Сложил губки бантиком и снова пукнул, сволочь.
Если бы существовал истребитель Гройса, Ирма не задумываясь обработала бы и его вместе с пледом. Она открыла форточки настежь на обоих окнах, стараясь не дышать, и поспешно вышла.
Точно ил, поднятый со дна души, в ней расплывалось отвращение. Как он мог казаться ей милым джентельменом? Что за слепота охватила ее? От него разит мертвечиной. «Совы – предвестники смерти или больших неприятностей, – читала Ирма в сборнике примет и кивала: да! правда! все сбылось! – Если сова влетела в дом и вы выгнали ее через дверь, помните, что дверь после этого должна оставаться запертой в течение трех дней. Не открывайте ее! Нарисуйте углем по кресту на каждой стене на высоте своего роста и рассыпьте под ними и вдоль двери немного золы».
Ирма всегда полагала себя современной женщиной, чуждой суеверий. Никаких крестов и золы.
А Чарли три дня походит на пеленку, ничего страшного.
– Вы согрелись?
– Согрелся, – кивнул Гройс. – Благодарю вас. Разрешите просьбу…
Ирма поморщилась. Он нарочно обращается к ней так, словно она тюремный надзиратель? Намекает на свое бедственное положение?
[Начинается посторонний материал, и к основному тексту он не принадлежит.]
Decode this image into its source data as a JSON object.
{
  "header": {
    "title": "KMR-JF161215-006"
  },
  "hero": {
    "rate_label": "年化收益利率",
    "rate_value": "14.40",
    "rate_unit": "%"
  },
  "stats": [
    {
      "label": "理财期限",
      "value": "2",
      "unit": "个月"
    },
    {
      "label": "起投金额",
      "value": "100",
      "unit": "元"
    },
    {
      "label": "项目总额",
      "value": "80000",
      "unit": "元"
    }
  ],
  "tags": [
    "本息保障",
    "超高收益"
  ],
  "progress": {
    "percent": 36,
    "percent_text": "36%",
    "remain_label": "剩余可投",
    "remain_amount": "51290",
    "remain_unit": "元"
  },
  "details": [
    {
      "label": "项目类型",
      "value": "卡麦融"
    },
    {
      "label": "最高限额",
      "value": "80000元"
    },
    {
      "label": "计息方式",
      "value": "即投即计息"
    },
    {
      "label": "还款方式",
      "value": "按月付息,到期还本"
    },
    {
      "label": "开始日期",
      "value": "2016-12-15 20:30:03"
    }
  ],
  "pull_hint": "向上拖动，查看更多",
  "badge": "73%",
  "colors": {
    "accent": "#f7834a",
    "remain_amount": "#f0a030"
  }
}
Грязная, низкая игра, господин Гройс! Хотя кто ожидал иного от мошенника…
– У меня нет очков для чтения, а здесь темно. Вас не затруднит вкрутить еще одну лампочку?
Под потолком был лишь один рожок, и Ирма так ему и сказала.
– Может быть, торшер? – умоляюще попросил Гройс. – Хоть что-нибудь! Мне, знаете ли, мои глаза еще пригодятся. Не хотелось бы их портить.
Несколько секунд Ирма смотрела на него, борясь со смехом. Его глаза ему еще пригодятся, ха-ха! Наконец отдернула край шторы на дальнем окне, за которым сияло солнце, и быстро вышла.
– Спасительница! – крикнул ей вслед старик.
И взял «Графа Монте-Кристо».
Таким его и застала Ирма, вернувшись через полчаса – мирно перелистывающим страницы.
– Я уезжаю. Хотите сходить в туалет?
– Хочу! – привстал старик. – Очень хочу!
Он заметил, что она поднесла к носу платок, от которого разило духами. Прежде обходилось без ароматизаторов. Ее брезгливость растет с каждым часом. Скоро она будет обмахивать веером его задницу, пока он восседает на ведре.